Türk iş dünyasını temsil eden dernek ve örgütlerin yöneticilerinden söz ediyoruz. Krizin derinleştiği dönemlerde, TÜSİAD’dan TÜGİAD’a, Ankara Sanayi Odası’ndan TOBB’a, önde gelen derneklerin yöneticileri sürekli konuşup, önerilerde bulundular. İşte tam bu süreçte, çok yakından tanımayanların kafalarında şu iki soru oluştu: “Bu işadamları kendi şirketlerini nasıl yönetiyorlar? Kendi işlerini nereden nereye taşıdılar, başarıya ulaşabildiler mi?”
Gerçekten Capital ekibinin kafasında da bu soru vardı. Aralarında yıllarını ekonomi basınına verenlerin de bulunduğu Capital ekibi, bazı işadamları için bu sorunun yanıtını ilk etapta vermekte zorlandı. Bu nedenle de araştırıp, iki soruya yanıt verme kararı aldı.
Demir çelikten denizlere geçti
Türkiye Odalar ve Borsalar Birliği Başkanı Fuat Miras’ın denizcilik sektöründe faaliyet gösteren şirketleri var. 1932 Sürmene doğumlu olan Miras, İstanbul Üniversitesi Hukuk Fakültesi’ni bitirdikten sonra iş hayatına demir çelik ticareti yaparak başladı. Daha sonra da demir çelik sektörünün yanı sıra, denizcilik sektöründe de yatırımları olan Diler Holding ile birlikte çalışmaya başladı.

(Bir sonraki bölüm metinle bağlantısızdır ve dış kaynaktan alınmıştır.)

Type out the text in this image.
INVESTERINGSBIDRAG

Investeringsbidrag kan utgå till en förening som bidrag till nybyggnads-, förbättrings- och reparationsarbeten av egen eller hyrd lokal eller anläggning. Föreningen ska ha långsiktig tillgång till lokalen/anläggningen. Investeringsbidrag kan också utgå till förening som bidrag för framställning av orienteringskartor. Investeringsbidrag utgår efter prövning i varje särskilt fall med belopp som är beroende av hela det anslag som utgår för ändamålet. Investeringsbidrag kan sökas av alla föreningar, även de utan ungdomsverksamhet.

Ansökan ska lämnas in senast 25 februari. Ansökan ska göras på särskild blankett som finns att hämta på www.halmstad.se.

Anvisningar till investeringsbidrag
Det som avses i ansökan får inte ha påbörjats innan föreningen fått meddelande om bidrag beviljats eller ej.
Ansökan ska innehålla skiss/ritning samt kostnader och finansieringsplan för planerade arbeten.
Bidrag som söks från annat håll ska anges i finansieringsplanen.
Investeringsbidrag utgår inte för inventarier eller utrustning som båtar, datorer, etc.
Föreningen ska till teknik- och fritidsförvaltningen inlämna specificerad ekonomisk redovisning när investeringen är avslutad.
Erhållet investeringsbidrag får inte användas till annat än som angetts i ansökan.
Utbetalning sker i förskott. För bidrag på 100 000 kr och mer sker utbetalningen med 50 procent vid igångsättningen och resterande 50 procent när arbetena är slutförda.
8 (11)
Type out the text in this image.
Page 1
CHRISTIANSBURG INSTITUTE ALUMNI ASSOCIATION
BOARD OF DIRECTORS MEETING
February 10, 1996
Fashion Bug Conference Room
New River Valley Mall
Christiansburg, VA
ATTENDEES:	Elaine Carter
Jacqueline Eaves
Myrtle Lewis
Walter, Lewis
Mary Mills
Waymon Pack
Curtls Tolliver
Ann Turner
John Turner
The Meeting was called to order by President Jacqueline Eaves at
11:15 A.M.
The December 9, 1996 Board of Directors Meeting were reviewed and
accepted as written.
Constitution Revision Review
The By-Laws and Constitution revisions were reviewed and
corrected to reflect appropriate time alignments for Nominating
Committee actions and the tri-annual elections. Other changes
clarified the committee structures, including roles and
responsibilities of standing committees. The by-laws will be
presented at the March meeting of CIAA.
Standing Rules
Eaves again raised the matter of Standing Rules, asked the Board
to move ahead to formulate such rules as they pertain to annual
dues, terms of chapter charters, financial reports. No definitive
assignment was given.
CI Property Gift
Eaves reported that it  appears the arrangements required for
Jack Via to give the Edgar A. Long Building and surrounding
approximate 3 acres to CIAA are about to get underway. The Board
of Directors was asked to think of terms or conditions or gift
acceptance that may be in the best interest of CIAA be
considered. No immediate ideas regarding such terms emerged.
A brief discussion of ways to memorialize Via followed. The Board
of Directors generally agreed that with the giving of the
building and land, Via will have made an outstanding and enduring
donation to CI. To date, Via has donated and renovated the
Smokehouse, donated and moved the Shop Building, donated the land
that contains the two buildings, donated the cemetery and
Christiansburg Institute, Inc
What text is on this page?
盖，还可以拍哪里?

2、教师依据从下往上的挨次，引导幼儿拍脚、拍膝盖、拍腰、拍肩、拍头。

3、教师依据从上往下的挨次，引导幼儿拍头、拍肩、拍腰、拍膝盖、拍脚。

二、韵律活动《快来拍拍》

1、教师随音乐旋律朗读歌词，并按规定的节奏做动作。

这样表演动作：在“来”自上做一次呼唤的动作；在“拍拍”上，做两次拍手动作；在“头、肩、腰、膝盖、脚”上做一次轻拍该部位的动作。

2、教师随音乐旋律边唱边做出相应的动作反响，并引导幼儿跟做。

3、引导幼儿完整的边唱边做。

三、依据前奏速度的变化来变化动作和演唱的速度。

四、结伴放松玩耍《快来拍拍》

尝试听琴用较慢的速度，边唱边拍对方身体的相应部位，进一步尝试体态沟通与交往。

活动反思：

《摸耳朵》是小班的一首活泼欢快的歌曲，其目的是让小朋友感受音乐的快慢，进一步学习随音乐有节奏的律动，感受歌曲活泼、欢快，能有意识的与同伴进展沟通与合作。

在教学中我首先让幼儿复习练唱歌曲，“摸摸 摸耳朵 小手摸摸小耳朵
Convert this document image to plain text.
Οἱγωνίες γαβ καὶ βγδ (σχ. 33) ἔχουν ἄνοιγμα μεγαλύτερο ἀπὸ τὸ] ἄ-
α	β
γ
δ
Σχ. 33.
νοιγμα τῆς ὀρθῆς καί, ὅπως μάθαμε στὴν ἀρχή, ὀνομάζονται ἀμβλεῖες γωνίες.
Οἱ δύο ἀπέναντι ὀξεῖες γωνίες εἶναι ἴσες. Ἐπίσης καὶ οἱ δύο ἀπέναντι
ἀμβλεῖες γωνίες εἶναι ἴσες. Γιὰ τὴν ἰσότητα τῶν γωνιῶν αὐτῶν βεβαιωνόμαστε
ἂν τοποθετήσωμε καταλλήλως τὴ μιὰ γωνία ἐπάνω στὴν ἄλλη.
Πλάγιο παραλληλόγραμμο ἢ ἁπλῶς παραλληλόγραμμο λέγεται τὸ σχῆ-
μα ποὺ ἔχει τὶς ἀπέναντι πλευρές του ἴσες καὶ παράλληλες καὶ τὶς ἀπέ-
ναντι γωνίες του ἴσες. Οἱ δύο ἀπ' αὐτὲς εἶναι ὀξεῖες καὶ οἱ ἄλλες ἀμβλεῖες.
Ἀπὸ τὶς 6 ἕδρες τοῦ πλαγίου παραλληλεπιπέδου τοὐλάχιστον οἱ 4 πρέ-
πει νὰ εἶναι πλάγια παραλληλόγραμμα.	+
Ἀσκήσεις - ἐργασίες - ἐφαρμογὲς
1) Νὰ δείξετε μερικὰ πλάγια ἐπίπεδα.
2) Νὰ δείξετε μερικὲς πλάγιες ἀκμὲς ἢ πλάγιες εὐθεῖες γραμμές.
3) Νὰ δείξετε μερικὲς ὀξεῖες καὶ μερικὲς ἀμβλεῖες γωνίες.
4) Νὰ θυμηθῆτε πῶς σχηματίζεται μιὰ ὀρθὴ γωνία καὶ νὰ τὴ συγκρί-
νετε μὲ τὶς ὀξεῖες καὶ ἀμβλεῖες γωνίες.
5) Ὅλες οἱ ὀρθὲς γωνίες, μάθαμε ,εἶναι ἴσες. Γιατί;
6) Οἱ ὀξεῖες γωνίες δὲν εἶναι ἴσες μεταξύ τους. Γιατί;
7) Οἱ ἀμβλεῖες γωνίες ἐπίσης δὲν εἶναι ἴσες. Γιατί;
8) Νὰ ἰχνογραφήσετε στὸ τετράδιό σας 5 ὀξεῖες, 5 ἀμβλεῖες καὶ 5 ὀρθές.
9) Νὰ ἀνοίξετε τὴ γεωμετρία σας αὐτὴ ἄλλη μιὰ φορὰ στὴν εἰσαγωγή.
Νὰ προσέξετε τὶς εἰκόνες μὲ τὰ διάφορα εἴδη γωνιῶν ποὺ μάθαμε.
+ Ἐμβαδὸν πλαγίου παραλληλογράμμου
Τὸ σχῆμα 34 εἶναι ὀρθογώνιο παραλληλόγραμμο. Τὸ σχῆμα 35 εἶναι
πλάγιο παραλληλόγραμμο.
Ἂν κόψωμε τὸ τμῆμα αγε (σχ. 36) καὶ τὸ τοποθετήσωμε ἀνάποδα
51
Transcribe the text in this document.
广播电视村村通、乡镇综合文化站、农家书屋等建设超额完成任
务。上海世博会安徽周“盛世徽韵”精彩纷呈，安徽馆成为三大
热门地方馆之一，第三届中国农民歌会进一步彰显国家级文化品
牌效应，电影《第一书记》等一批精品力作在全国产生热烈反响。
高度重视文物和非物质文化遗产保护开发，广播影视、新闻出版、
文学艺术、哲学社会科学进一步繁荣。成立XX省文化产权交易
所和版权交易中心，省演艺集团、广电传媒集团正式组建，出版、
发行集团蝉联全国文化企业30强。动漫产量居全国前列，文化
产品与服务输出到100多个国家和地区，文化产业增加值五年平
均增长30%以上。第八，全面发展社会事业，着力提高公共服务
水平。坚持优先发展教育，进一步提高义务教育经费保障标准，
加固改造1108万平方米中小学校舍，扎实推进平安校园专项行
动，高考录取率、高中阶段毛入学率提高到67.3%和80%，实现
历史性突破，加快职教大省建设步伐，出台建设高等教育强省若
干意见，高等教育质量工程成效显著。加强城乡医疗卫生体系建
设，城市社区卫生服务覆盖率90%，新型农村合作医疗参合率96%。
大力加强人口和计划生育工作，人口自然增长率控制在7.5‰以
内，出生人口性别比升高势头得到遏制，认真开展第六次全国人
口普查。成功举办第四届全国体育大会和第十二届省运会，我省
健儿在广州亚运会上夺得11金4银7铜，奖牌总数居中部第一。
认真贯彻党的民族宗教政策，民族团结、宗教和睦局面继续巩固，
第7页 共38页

Diler Holding’in sahibi Sami Yazıcı’nın, Miras’ın iş yaşamında önemli yeri var. Neredeyse her işinde birlikte hareket ettiler, ortak oldular. 1977 yılında Faruk Denizciliği, 1978 yılında da Diler Denizciliği kurdular. Bu iki şirkette de yüzde 40 hissesi olan Miras’ın diğer ortağı ise Diler Holding’in sahibi Sami Yazıcı...
Miras, diğer şirketi Gelibolu Endüstri’yi 1977 yılında, Şadan ve Aynur Kalkavan, Sami Yazıcı, Şaban ve Servet Yardımcı ile yüzde 16-17’lik hisselerle ortak olarak kurdu. Ancak, şirket Gelibolu’da tersane yapımı için kurulsa da faal olarak çalışmadı.
Üçler Denizcilik de Miras ve Sami Yazıcı tarafından, 1980 yılında kuruldu. Miras’ın en yeni şirketi Grup Denizcilik ise grup şirketlerinin gemilerine yük bulma konusunda faaliyet gösteriliyor. Bu şirket 1985 yılında, yine Sami Yazıcı ile yüzde 50 ortaklıkla iş yaşamına başladı.
1980’lerin başında Miras’ın ortak olduğu denizcilik şirketlerine ait sadece 2 gemi vardı ve 8 bin DWT kapasiteye sahipti. 2000 yılı sonu itibariyle gemi sayısı 4’e, kapasite ise 88 bin DWT tona ulaştı. Dünyanın her tarafına kuru yük taşımacılığı yapan bu denizcilik şirketlerinin 2000 yılı cirosu ise 8.6 milyon dolar düzeyinde.
Yıldırım babadan müteahhit
İstanbul Ticaret Odası Başkanı Mehmet Yıldırım, baba mesleği olan müteahhitliğe 17 yaşında başladı. Ankara Tekirdağ’dan, İstanbul Şile yoluna kadar birçok inşaatın yapımını üstlenmiş müteahhit bir aileden geliyor. Anadolu’nun çeşitli yerlerinde yol inşaatı yapan ailenin işleri de 1960 ihtilalinden sonra Mehmet Yıldırım’a kalmış.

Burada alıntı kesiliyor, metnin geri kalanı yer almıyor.